Un visuel unique, une vision figurative, une vue daltonienne. L’oeil calme d’un peintre brillant : celui de Marc Séguin. Reconnu par ses contemporains pour la force tranquille de son art, suivez la ligne de fusain qui trace le parcours de ce grand de l’art canadien actuel et qui mène jusqu’au plus récent documentaire de Bruno Boulianne.
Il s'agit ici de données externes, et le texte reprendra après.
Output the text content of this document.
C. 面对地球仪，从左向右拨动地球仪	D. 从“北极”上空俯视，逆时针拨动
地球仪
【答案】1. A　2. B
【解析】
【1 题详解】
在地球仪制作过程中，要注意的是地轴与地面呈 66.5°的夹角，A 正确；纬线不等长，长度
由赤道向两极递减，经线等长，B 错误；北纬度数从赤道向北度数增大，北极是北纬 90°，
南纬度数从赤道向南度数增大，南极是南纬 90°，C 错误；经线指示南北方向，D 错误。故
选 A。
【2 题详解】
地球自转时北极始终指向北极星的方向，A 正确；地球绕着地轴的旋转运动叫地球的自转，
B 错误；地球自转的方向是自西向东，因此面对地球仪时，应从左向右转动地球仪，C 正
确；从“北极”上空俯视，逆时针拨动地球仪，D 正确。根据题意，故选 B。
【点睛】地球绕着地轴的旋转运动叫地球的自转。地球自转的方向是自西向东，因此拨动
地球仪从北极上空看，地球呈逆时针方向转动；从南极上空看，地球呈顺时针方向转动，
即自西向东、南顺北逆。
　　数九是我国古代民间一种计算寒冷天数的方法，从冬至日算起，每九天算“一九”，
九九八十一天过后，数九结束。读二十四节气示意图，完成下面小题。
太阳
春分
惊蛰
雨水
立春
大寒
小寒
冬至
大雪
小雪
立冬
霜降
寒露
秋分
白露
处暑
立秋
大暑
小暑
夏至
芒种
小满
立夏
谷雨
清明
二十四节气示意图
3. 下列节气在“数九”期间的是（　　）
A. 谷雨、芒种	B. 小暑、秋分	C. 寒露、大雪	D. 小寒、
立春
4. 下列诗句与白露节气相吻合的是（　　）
Émulsions sur toiles et écrans

Bruno Boulianne, avec Bull’s Eye, un peintre à l’affût, permet au public de faire la connaissance de Marc Séguin l’homme, le peintre et le père de famille. Tout en imprégnant l’opus d’une signature visuelle bien à lui, le cinéaste arrive tout de même à s’effacer derrière son sujet, laissant place au naturel des choses. Il accorde ainsi sa vision à celle de Séguin, avec une belle sincérité. «C’est une idée assez intelligente de sa part, parce que comme c’est un documentariste, c’est quelqu’un qui, je pense, avait compris que j’étais assez sauvage; il devait faire comme si c’était normal qu’il soit là. Je le trouve brillant, très intelligent. J’aime les gens intelligents, j’aime quand on ne fait pas les choses comme je les avais prévues», explique l’artiste. Le documentaire ne ment pas ; il montre les choses telles qu’elles sont, dans toute leur vérité. Forme et fond viennent ainsi s’harmoniser dans une symbiose presque parfaite. Cette collaboration, le peintre l’a vue comme une opportunité de rendre l’art visuel plus accessible, d’humaniser le créateur derrière l’oeuvre : «La seule et unique motivation, c’est le fait qu’en tant qu’artiste, j’aurais aimé voir ça, avoir ce genre d’accès. Je ne l’ai pas fait par vanité. Dans le fond, Bruno avait un plan, moi j’étais juste le sujet. J’avais confiance en son projet», précise-t-il. Un projet qui permet aux gens de mieux comprendre les motivations, les réflexions de Séguin, de faire une intrusion complice dans son univers.

Marc Séguin est un homme du temps, de son temps, qui laisse sa trace en arrêtant le temps sur ses toiles. La tête sur le bûcher, il couche une partie de lui-même à chaque trait de fusain, à chaque coup de pinceau. Pour transmettre une telle vulnérabilité, il n’a d’autre choix que de jouer franc jeu, d’être honnête envers luimême et son art. Marc Séguin se permet d’exiger le meilleur, prend tous les moyens pour y arriver et son oeuvre s’en ressent grandement. Son parcours semble éviter la destination, refuse toute finalité et continuera certainement de surprendre en empruntant de nouvelles avenues encore jamais explorées.